E Jesus lhes disse: ‘Nem eu vos digo com que autoridade faço essas coisas’” (v. 8). Nem precisava dizer, querido Salvador. Jesus, o corajoso Davi, venceu  os Golias que quiseram enfrentá-lo. Ficou provada, com uma simples pergunta, que a autoridade de Jesus vinha de Deus, seu Pai, como também era a de João Batista.
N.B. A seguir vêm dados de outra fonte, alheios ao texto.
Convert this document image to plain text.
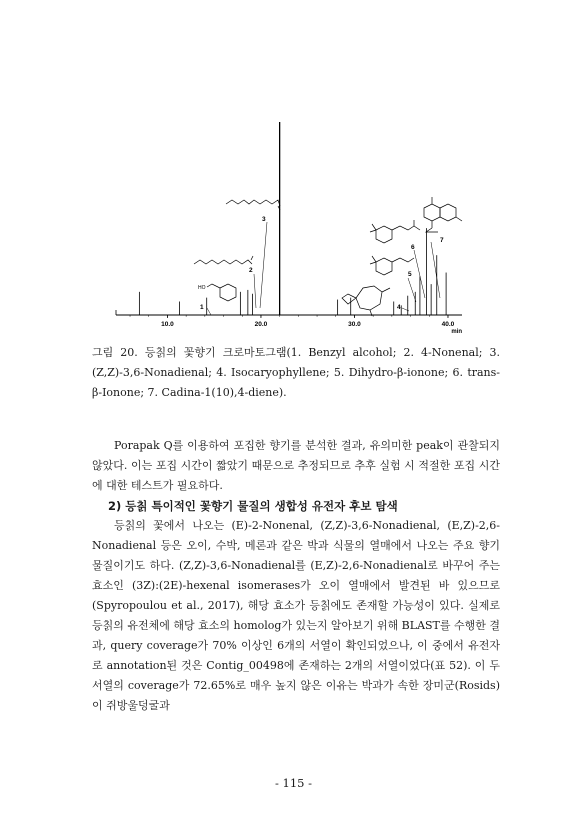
10.0	20.0	30.0	40.0
min
1
2
3
4
5
6
7
HO
그림 20. 등칡의 꽃향기 크로마토그램(1. Benzyl alcohol; 2. 4-Nonenal; 3. (Z,Z)-3,6-Nonadienal; 4. Isocaryophyllene; 5. Dihydro-β-ionone; 6. trans-β-Ionone; 7. Cadina-1(10),4-diene).
Porapak Q를 이용하여 포집한 향기를 분석한 결과, 유의미한 peak이 관찰되지 않았다. 이는 포집 시간이 짧았기 때문으로 추정되므로 추후 실험 시 적절한 포집 시간에 대한 테스트가 필요하다.
2) 등칡 특이적인 꽃향기 물질의 생합성 유전자 후보 탐색
등칡의 꽃에서 나오는 (E)-2-Nonenal, (Z,Z)-3,6-Nonadienal, (E,Z)-2,6-Nonadienal 등은 오이, 수박, 메론과 같은 박과 식물의 열매에서 나오는 주요 향기 물질이기도 하다. (Z,Z)-3,6-Nonadienal를 (E,Z)-2,6-Nonadienal로 바꾸어 주는 효소인 (3Z):(2E)-hexenal isomerases가 오이 열매에서 발견된 바 있으므로(Spyropoulou et al., 2017), 해당 효소가 등칡에도 존재할 가능성이 있다. 실제로 등칡의 유전체에 해당 효소의 homolog가 있는지 알아보기 위해 BLAST를 수행한 결과, query coverage가 70% 이상인 6개의 서열이 확인되었으나, 이 중에서 유전자로 annotation된 것은 Contig_00498에 존재하는 2개의 서열이었다(표 52). 이 두 서열의 coverage가 72.65%로 매우 높지 않은 이유는 박과가 속한 장미군(Rosids)이 쥐방울덩굴과
- 115 -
Tudo o que disse e fez, foi em nome do Pai: “(Disse Jesus) Pois não falei por mim mesmo; mas o Pai, que me enviou, ordenou-me o que dizer e o que falar” (João 12.49); “E disse-lhes Jesus: ‘Em verdade, em verdade vos digo que o Filho nada pode fazer por si mesmo, senão o que vir o Pai fazer; porque tudo quanto ele faz, o Filho faz também’” (João 5.19).
Se você quiser ouvir Deus, ouça Jesus. Se quiser fazer as obras de Deus, faça o que Jesus fez. Se quiser receber a salvação de Deus, receba Jesus em sua vida.

Um comentário:

  1. È muito saudavel e prazeroso ler as mensagens do pastor Whitson. Muito edificante e alegre suas colocações. Deus abençõe.